Regulation of neuronal metabolism during early brain development is crucial for directing synaptic plasticity and proper circuit formation. Alterations in neuronal glycolysis or mitochondrial function are associated with several neuropsychiatric disorders, including schizophrenia. Recently, loss-of-function mutations in SETD1A, a histone methyltransferase, have been linked to increased schizophrenia risk and global developmental delay. Here, we show that heterozygous disruption of SETD1A in human induced pluripotent stem cell (hiPSC)-derived neurons results in reduced neurite outgrowth and spontaneous activity, two phenotypes commonly associated with schizophrenia, as well as alterations in metabolic capacity. Furthermore, supplementing culture media with metabolic intermediates ameliorated changes in neurite outgrowth and spontaneous activity, suggesting that metabolic dysfunction contributes to neuronal phenotypes caused by SETD1A haploinsufficiency.
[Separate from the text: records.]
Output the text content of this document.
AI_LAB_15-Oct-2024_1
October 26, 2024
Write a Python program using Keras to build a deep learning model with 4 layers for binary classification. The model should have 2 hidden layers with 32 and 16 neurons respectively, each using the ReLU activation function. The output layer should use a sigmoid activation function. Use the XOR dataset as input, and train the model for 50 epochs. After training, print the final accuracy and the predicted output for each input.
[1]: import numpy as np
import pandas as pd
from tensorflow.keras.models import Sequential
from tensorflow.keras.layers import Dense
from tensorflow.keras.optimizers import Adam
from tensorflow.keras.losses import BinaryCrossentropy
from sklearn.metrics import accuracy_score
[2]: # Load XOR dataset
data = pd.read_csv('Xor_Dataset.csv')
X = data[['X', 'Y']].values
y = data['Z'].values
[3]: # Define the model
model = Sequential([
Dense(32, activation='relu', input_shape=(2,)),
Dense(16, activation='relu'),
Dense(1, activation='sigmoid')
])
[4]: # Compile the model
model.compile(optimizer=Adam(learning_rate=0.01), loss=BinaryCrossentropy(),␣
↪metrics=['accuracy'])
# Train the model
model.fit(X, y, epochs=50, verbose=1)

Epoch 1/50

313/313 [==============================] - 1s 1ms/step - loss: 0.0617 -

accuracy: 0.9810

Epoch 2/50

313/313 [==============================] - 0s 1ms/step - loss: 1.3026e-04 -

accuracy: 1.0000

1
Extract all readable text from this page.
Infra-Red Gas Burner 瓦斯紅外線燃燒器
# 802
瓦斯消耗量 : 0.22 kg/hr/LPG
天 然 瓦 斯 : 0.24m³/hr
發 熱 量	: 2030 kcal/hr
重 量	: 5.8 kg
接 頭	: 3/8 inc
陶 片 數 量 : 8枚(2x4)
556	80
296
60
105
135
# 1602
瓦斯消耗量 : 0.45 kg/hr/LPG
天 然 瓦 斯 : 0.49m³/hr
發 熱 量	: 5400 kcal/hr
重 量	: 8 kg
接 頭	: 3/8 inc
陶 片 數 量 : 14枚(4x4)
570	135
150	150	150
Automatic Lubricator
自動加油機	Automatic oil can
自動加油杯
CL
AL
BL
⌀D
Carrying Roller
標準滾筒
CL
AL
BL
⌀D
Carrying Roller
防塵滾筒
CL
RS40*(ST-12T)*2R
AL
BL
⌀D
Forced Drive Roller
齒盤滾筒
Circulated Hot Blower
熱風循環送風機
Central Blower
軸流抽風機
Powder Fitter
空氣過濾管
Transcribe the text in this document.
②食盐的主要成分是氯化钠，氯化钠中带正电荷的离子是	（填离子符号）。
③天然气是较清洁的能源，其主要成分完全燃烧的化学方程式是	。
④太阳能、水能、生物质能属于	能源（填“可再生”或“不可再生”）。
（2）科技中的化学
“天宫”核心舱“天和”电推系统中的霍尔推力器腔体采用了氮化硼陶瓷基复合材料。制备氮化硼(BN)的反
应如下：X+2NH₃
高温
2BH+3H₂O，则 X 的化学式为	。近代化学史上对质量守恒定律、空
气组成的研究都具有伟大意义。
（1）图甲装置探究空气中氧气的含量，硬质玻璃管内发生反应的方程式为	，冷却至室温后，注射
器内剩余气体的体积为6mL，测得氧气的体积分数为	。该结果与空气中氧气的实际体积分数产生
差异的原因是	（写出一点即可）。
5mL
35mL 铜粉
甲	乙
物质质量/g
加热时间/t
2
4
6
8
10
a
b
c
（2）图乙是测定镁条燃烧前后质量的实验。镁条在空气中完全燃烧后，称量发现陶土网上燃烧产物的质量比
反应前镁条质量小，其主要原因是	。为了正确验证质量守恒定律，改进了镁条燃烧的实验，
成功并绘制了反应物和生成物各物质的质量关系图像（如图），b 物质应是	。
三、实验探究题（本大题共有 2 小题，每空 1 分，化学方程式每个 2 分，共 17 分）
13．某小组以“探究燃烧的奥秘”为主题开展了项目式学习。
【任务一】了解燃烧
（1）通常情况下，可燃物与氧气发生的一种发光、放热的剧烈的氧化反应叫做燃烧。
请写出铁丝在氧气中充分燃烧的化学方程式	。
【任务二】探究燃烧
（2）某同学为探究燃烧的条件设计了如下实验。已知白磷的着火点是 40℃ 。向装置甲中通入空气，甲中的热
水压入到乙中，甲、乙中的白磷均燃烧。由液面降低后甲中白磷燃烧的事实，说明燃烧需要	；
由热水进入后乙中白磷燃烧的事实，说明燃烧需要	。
These findings highlight a previously unknown connection between SETD1A function, metabolic regulation, and neuron development, and identifies alternative avenues for therapeutic development.

Automated summary

Regulation of neuronal metabolism is crucial for proper brain development. Loss-of-function mutations in SETD1A, a histone methyltransferase, are associated with increased schizophrenia risk and developmental delay. Studies show that SETD1A haploinsufficiency leads to metabolic dysfunction and phenotypes associated with schizophrenia.